Souvent cité pour le prix Nobel, Cees Nooteboom est plus connu pour ses essais ou ses romans, or la poésie l’habite également depuis… toujours. Et dès les années 1960 paraissent les premiers textes.

Pour la première fois, inédit en français, est regroupé l’essentiel de son œuvre poétique, habilement recomposé en partant des tout derniers (2012) jusqu’à cet « Appel de l’autre rive » (1956) dont le dernier vers, qui clôt alors l’ouvrage, laisse un drôle de goût sur la langue :

 

et si ton propre cœur te tuait de sa morsure ?

 

En six décennies, se seront onze recueils parus qui offrent ici une vue synthétique de tout ce qui « obnubile » Cees Nooteboom : l’image, le voyage, la fuite du temps, la mémoire – et ses effets –, l’histoire et bien entendu, la lecture & l’écriture. Les deux mamelles de tout homme de Lettres.

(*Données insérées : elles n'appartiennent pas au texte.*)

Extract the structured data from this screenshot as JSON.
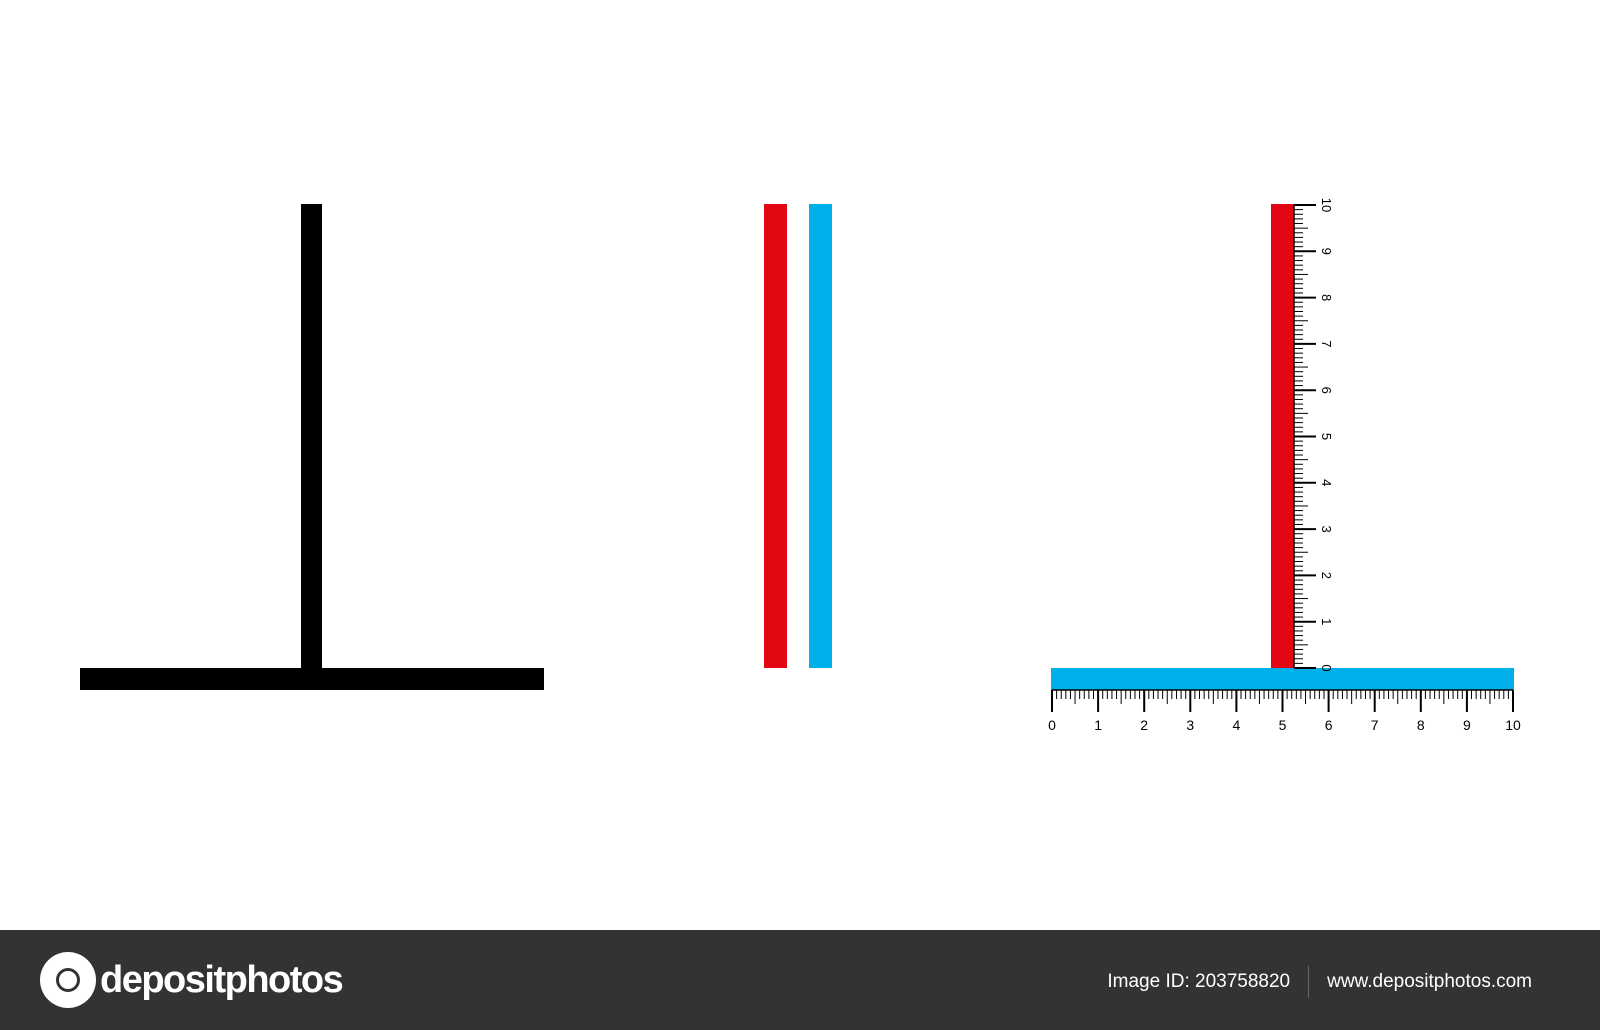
{
  "colors": {
    "black": "#000000",
    "red": "#e30613",
    "blue": "#00b0ea",
    "footer": "#333333"
  },
  "ruler": {
    "horizontal_labels": [
      "0",
      "1",
      "2",
      "3",
      "4",
      "5",
      "6",
      "7",
      "8",
      "9",
      "10"
    ],
    "vertical_labels": [
      "0",
      "1",
      "2",
      "3",
      "4",
      "5",
      "6",
      "7",
      "8",
      "9",
      "10"
    ],
    "minor_divisions_per_unit": 10
  },
  "footer": {
    "logo_text": "depositphotos",
    "image_id": "Image ID: 203758820",
    "site": "www.depositphotos.com"
  }
}
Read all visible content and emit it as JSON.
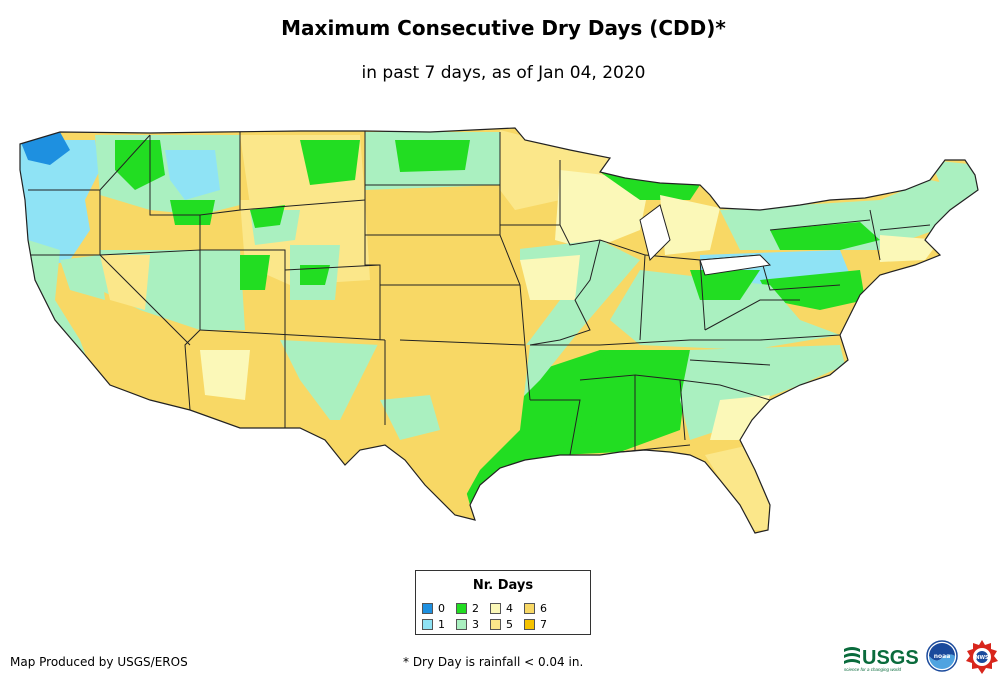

Avec, en guise de fil rouge ou de grains de sel, l’identité du moi et la réalité du monde, deux fardeaux qui pèsent sur les épaules de tout Atlas qui s’ignore… Mais il n’est pas candide ni pleutre au point de cacher sa réalité dans une « cuisine poétique, qui n’est en définitive qu’un détournement (la plupart des êtres humains sont naturellement débiles et ne peuvent s’abandonner à leurs instincts que dans la pénombre poétique). » (Georges Bataille, « Le gros orteil », Documents, n°6-novembre 1929, p. 302.) Ce retour à la réalité qu’il s’impose n’implique pourtant aucune acceptation nouvelle, cela sous-entend seulement une acceptation sans transposition. D’ailleurs, Nooteboom met les points sur les « i » dès l’entrée de Visage de l’œil :

 

Nous connaissons la poésie poétique les pièges pernicieux

De lunatique et roucoulades. C’est l’air embaumé,

A moins d’en faire des pierres qui luisent et font mal.

 

Le lecteur saura donc qu’il convient d’être prudent en tenant ce livre, de ces pages peut jaillir un diamant brut ou une volée de gravier, l’innocence n’est pas ici de mise. La distance s’impose, prise de hauteur et appréciation d’un style particulier, découverte de l’histoire du monde et de sa géographie. Parfois Cees Nooteboom évoque des connaissances de diverses disciplines dont le lecteur n’est pas obligatoirement informé ; près de 80 notes ont ainsi été ajoutées afin de clarifier la compréhension de certains passages.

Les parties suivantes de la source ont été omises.